Now we grieve for all who were taken. Now we try to understand, to reflect on the meaning of the senseless acts, and to consider our response — as a nation, as a community, and as individuals.
As I told the students, faculty, and staff gathered in Ira Allen Chapel on September 12, we are blessed to be a part of an extraordinary educational community. A place where debate, rational thought, and new ideas are valued and celebrated. A place where, both collectively and individually, we can work to make a positive difference


We are about education. That’s not just about preparing for a job. It’s about the opportunity, and the serious responsibility to look beyond ourselves, to show the way to making this community, this nation, and this world a better place. And to be leaders, not bystanders, in that vital quest.
Now is the time to do what we do best at the University of Vermont. To share ideas, perspectives, and concerns, both in and out of class. To debate issues based on evidence and knowledge. To support each other and mentor our students. To make sure we do not place blame without facts, or blame the many for the acts of a few. To reach out to those who need our help. To support our national leaders.

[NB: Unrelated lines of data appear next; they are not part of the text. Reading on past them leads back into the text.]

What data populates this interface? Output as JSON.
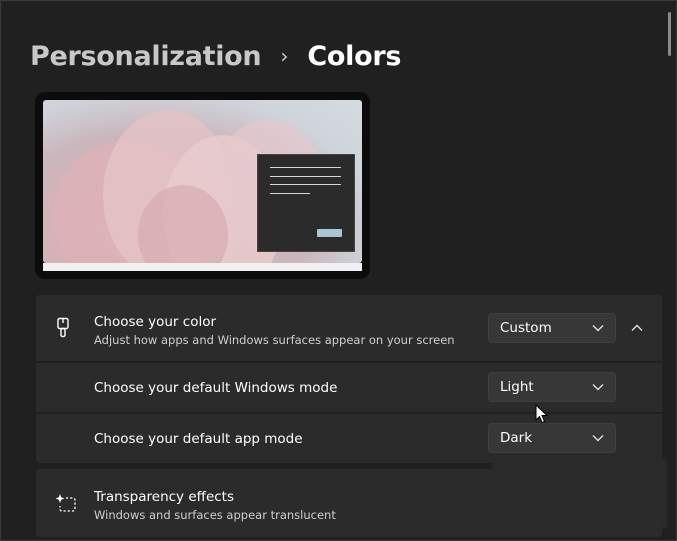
{
  "breadcrumb": {
    "parent": "Personalization",
    "separator": "›",
    "current": "Colors"
  },
  "preview": {
    "accent": "#a9c6d2",
    "window_bg": "#2b2b2b"
  },
  "color_settings": {
    "choose_color": {
      "title": "Choose your color",
      "description": "Adjust how apps and Windows surfaces appear on your screen",
      "value": "Custom",
      "icon": "paintbrush-icon"
    },
    "windows_mode": {
      "title": "Choose your default Windows mode",
      "value": "Light"
    },
    "app_mode": {
      "title": "Choose your default app mode",
      "value": "Dark"
    }
  },
  "transparency": {
    "title": "Transparency effects",
    "description": "Windows and surfaces appear translucent",
    "icon": "sparkle-icon"
  },
  "theme": {
    "background": "#202020",
    "card": "#2b2b2b",
    "control": "#373737"
  }
}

Now is the time to honor our educational traditions and come together as a university.

This is a dire situation, with tragic consequences for so many Americans. But as members of a vibrant community, and as individuals with responsibilities to one another, it is our duty to think carefully, believe in, and work vigorously toward the goals of justice, understanding, and ultimately, peace.
For all of us, I ask that we embrace knowledge, insight, and wisdom as our guides as we face the difficult challenges and choices ahead.